Now we have the idea of the leader an an institution - that we should be concerned about the charisma of that individual and his ability to drag us from our plight by the force of his personality, dividing the seas of crisis by the merest waft of that staff of power:
For the first time, David Cameron is trailing behind his party, according to the latest polling from Lord Ashcroft. Labour has long struggled with this problem, but as the charts below show, voters now also feel more favourable towards the Conservatives than they do to Cameron himself...
We're told to worry, that without a leader who can 'rise above' partisan and tribal politics there is no hope of sustained power. And so start the whispers - replace Dave with Boris or Ed with a different Ed, dump Nick. We're told by the gossip-mongers of the media that leadership is all, that the charming smile of the true leader is the difference between success and failure.
This nonsense is indulged by the pollsters who ask questions that we would never ask each other, carefully crafted questions that reinforce the idea of 'leadership', the belief - a mistaken belief - that without leadership nothing ever happens. All this does is reinforce the idea that orders, direction and control are the way to run the world and that everywhere people should know the answer to the little green aliens request: "take me to your leader".

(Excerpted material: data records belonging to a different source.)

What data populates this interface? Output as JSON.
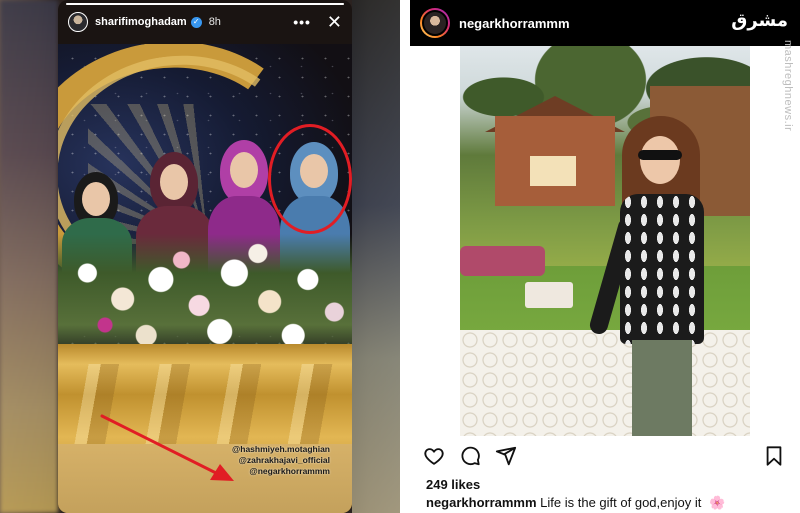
{
  "story": {
    "username": "sharifimoghadam",
    "verified_glyph": "✓",
    "time": "8h",
    "more_glyph": "•••",
    "close_glyph": "✕",
    "progress": 1.0,
    "tags": [
      "@hashmiyeh.motaghian",
      "@zahrakhajavi_official",
      "@negarkhorrammm"
    ],
    "annotation_color": "#e11d24"
  },
  "post": {
    "username": "negarkhorrammm",
    "watermark": "مشرق",
    "watermark_url": "mashreghnews.ir",
    "likes": "249 likes",
    "caption_user": "negarkhorrammm",
    "caption_text": "Life is the gift of god,enjoy it",
    "caption_emoji": "🌸",
    "icons": [
      "heart-icon",
      "comment-icon",
      "share-icon",
      "bookmark-icon"
    ]
  },
  "colors": {
    "header_bg": "#000000",
    "verified": "#3897f0",
    "gold": "#c99a3b"
  }
}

Well I disagree, all leadership does is create conflict, division and the subordination of one person to the desires and demands of another. Leadership is about you doing something because someone else demands it of you. And it matters not one jot whether that demand is wrapped up in persuasive weasel words or done with a whip or a Kalashnikov - the end result is the same, we do what we're told (and too often believe it is good for us).
Worse still than 'leader as institution' we now have 'leadership as bureacracy' - great monuments to the power of red tape now have active leadership programmes where the administrative lemures are taught about the leadership thing. And, rather that understand that their role is to process, to administer, these "future leaders" sign up to the cult of leadership - that bureaucracy will be better for the presence of people who have a vision of that city of the hill, that magic place where everything is good and bright and wonderful.
It is the most depressing idea I know, the negation of choice and individuality, of challenge and innovation. And its replacement with 'leadership'.
‘His Excellency the Earth Ambassador wishes to speak with you at once.’Now that is the right response to 'leadership'!
‘Is that so?’ The other eyed him speculatively, had another pick at his teeth. ‘And what makes him excellent?’
‘He is a person of considerable importance,’ said Bidworthy, unable to decide whether the other was trying to be funny at this expense or alternatively was what is known as a character. A lot of these long-isolated pioneering types liked to think of themselves as characters.
‘Of considerable importance,’ echoed the farmer, narrowing his eyes at the horizon. He appeared to be trying to grasp a completely alien concept. After a while, he inquired, ‘What will happen to your home world when this person dies?’
‘Nothing,’ Bidworthy admitted.
‘It will roll on as before?’
‘Round and round the sun?’
‘Then,’ declared the farmer flatly, ‘if his existence or nonexistence makes no difference he cannot be important.’ with that, his little engine went chuff-chuff and the cultivator rolled forward.